Now to the joyful stuff! Bringing me great happiness this week was the Leap Scarecrow Festival. It’s always fantastic but this year seemed better than ever, although I might be biased as my local national school in Timoleague created a hornet-style entry that captured the judge’s attention and won a prize. Woohoo! When we visited, the village was thronged and it always impresses me to see how such a simple idea, with a tonne of hard work thrown in, has captured people’s imagination.
Other glimmers of joy this week came courtesy of the local choir at mass last Sunday. I’m an irregular mass-goer and the choir don’t sing at every mass, but I got really lucky that our schedules aligned and we were both there at the same time and it was pure magic. My all-time favourite, He is Lord, was sung and I had to check myself from hopping up and dancing in the aisle. I honestly could have moved mountains afterward. The added joy was there were no jellies being circulated either. Amen to that.

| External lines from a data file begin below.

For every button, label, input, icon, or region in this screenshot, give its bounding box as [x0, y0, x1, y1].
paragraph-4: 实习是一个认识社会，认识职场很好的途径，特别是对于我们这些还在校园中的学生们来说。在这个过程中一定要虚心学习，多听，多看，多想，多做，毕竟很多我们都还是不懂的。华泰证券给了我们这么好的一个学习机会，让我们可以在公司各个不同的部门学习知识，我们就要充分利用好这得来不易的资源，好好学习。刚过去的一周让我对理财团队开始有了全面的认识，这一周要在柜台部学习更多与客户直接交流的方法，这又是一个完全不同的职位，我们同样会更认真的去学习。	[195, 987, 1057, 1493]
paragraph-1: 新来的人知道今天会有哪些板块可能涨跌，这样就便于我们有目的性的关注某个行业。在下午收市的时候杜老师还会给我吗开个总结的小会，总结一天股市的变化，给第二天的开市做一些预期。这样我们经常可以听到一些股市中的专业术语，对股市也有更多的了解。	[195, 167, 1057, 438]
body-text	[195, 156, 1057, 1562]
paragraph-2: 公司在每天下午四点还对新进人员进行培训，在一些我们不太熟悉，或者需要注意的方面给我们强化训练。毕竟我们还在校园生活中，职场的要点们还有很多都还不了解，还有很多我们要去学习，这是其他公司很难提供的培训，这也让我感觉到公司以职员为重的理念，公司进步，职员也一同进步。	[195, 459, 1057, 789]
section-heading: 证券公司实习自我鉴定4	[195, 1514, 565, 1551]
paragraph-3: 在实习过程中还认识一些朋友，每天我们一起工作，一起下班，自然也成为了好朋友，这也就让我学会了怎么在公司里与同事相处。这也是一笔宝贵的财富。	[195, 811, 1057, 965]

Other glimmers of joy this week came courtesy of Billy who is nearly one already. Imagine! He’s a country dog and spends lots of his time galloping around fields but I noticed he’s getting ever so slightly stocky (as am I) so I’ve committed to walking us both, every day. He loves it (me not so much) and he jumps five feet off the ground when he sees me coming with the lead. So getting him harnessed up is the first challenge. Challenge two is trying to sneak off without his brother-from-another-mother, Timmy ,which is impossible. Besides, I wouldn’t have the heart to take one dog and not the other, but walking two strong and two headstrong dogs is quite the task. If anyone needs a laugh I’ll send you my location. I’m like a stage coach driver with two long tangled leads being dragged along at a fierce pace. It’s only a matter of time before I’ll need the number of an osteopath, but in the meantime I’m hitting my 10,000 steps, and many more.
After dumping out all those moans and groans, I must share a little nugget I came across during the week from award-winning US podcaster Mel Robbins. The best-selling US author is known for sharing soundbites of motivational advice online, and here she was talking about ‘dropping down the sword,’ advising us to stop getting angry about every little thing and instead to get on with living your life.
It honestly felt like she was talking about me so I’m determined to change my ways, and drop the sword, and hopefully not the dog leads. But for the love of god drop those toxic jellies. You’re better than that. And mind the car keys.